Immer wieder kommen sie, diese stillen Tage, in denen die Welt im Zimmer versiegt und der Lärm, der von draussen hereinklingt, blosse Makulatur bleibt. Tausendmal gehört, daher einordenbar und reizlos: das Rumpeln der Müllcontainer, das aufgeregte Kreischen der Krähen, das Quietschen einer Schleifmaschine, unverständliches Stimmengebrabbel. Manchmal weint auch ein Kind. Endlose Versuche, einen Motor zum Laufen zu bekommen. Eine altgediente Klangtapete ist das da draussen: abgenutzt, vertraut und fast schon unhörbar.

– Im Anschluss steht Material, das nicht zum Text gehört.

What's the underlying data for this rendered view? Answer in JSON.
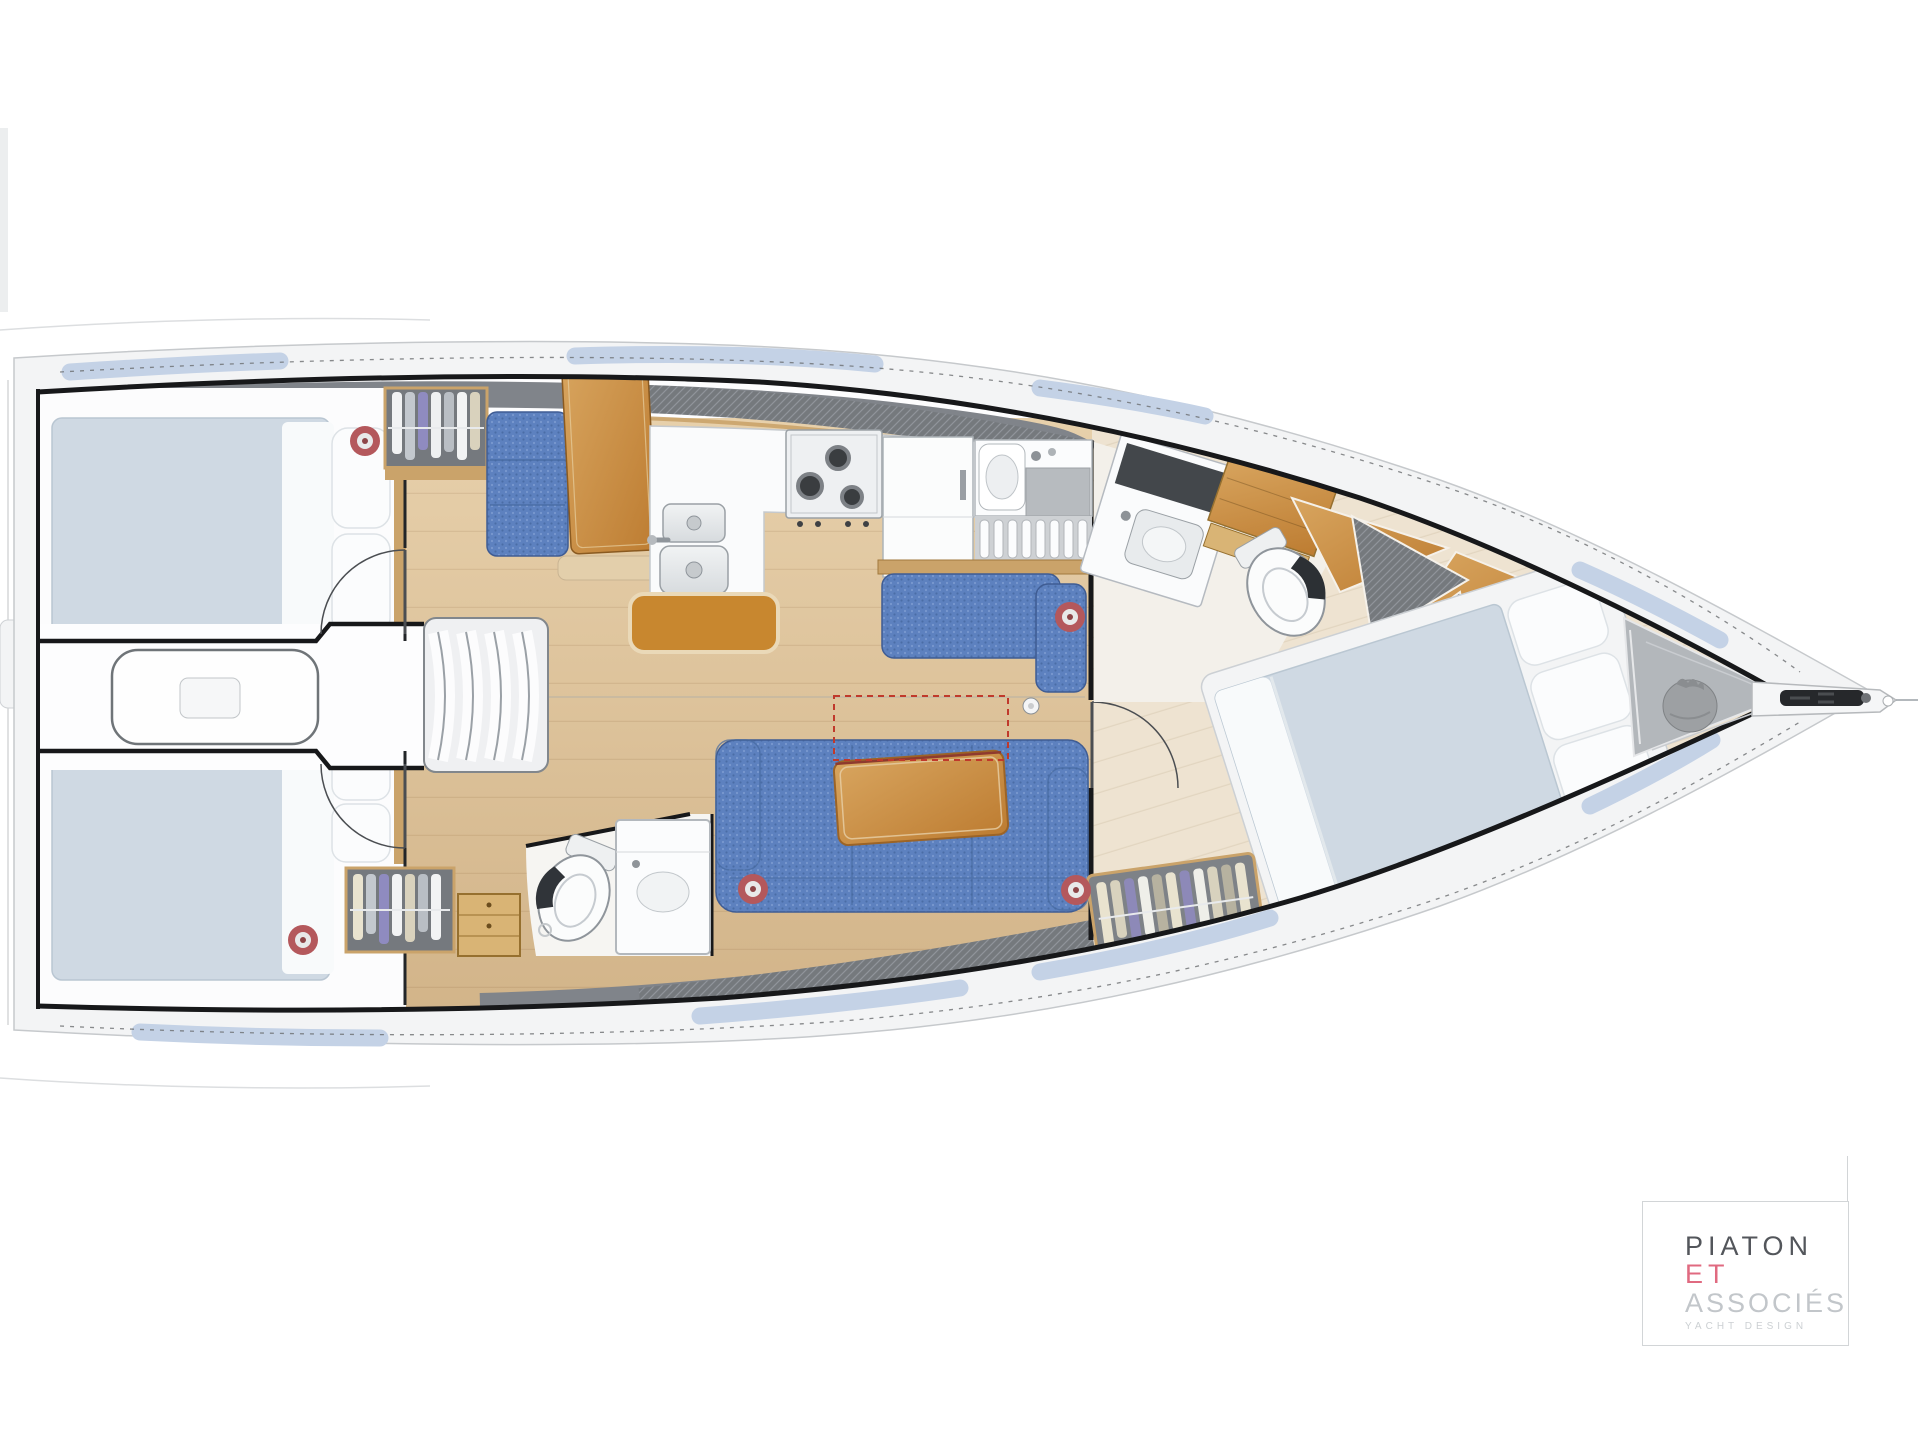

Nichts lockt, nichts vermag die selbstgewählte Isolation zu brechen. Die Attraktivität der Welt, ihre Verführung und ihr Unheil gehen gegen Null. Man versinkt in sich wie in einen Traum, aus dem man sich nicht lösen will. Selbst Denken und Schreiben erlahmen. Eine breiige aber nicht unangenehme Müdigkeit legt sich über das Selbst. Es ist wie tiefer Schlaf, jedoch ohne seine kräftigende Wirkung. Die Existenz ist auf Null gestellt, die Erinnerung versiegt, Zukunft spielt keine Rolle.
Doch nie tu ich nichts in diesen Momenten, meist ist das Internet mein Begleiter, in seiner unvergleichlich nivellierenden und betäubenden Manier. Email checken, Blog checken, Nachrichten lesen, vielleicht auch ein Seriendurchlauf auf Netflix. Der Ablauf der evozierten Seiten, Bilderüberschwemmung und Augenlust, filmische Belanglosigkeien – all das ist von selber Qualität, wie die Tone von Draussen. Daten, Bilder, Töne – alles friert sich selbst ein. Einkaufen gehen: die Primitivität der Menschen ist enervierend. Spazieren gehen: langweiliges Draussensein auf immergleichen Wegen. Misanthrop zu sein kann lustvoll sein, doch nicht in solchen Momenten. Dann lieber zu Hause bleiben und nichts tun. Abhängen ist zwar ein Modewort aber treffend: die einzig gangbare Alternative an diesen Tagen.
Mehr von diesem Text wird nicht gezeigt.